Madrid, Catalonia clash over jailed pro-independence leaders
Authorities in Madrid and Barcelona locked horns over whether two jailed Catalan pro-independence leaders were political prisoners.
The Madrid High Court upped the stakes on Monday in Spain’s worst political crisis in decades, moving to thwart Catalonia’s independence push by jailing the heads of its two main separatist groups pending an investigation for alleged sedition, Reuters reported.
Catalan leader Carles Puigdemont, given a Thursday deadline to renounce independence or face the threat of direct rule from Madrid, tweeted following the detentions: “Sadly, we have political prisoners again”.

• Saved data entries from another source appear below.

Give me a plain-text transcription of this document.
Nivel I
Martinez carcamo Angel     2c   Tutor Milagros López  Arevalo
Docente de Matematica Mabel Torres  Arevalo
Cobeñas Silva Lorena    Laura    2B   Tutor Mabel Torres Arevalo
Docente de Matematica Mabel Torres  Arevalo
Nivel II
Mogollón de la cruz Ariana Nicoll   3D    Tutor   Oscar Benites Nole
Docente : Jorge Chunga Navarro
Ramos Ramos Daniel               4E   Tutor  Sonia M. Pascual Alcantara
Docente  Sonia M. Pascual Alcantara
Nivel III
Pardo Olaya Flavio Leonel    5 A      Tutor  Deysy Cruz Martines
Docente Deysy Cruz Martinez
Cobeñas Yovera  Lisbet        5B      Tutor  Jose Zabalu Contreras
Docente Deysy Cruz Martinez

The phrase made a clear allusion to the military dictatorship under Francisco Franco, when Catalan culture and language were systematically suppressed. It carries an emotional resonance given fascism is still a living memory for many Spaniards. In response, Justice Minister Rafael Catala told reporters on Tuesday the jailing of Jordi Sanchez of the Catalan National Assembly (ANC) and Omnium’s Jordi Cuixart was a judicial decision, not a political one.
“We can talk of politicians in prison but not political prisoners,” Catala said. “These are not political prisoners because yesterday’s prison ruling was due to a (suspected) crime.”
The exchange threw a spotlight on the way the crisis has deepened divisions at the heart of Spain’s young democracy, underlining the complex sense of nationhood in the euro zone’s fourth largest economy.
In Madrid, unionists drape their homes in the national flag, while many Barcelona apartment buildings are festooned with Catalan flags.
European capitals and financial markets have meanwhile looked on with mounting alarm since Oct. 1, when Catalan authorities held a referendum on independence in defiance of a Spanish court ban.
Prosecutors say Sanchez and Cuixart helped orchestrate pro-independence protests that last month trapped national police inside a Barcelona building and destroyed their vehicles.
Spanish police launched a violent crackdown in an effort to thwart it, using rubber bullets and batons on voters in scenes that shocked Spain’s European neighbors. Catalan officials say 43 percent of voters still managed to cast ballots with 90 percent in favor of breaking away.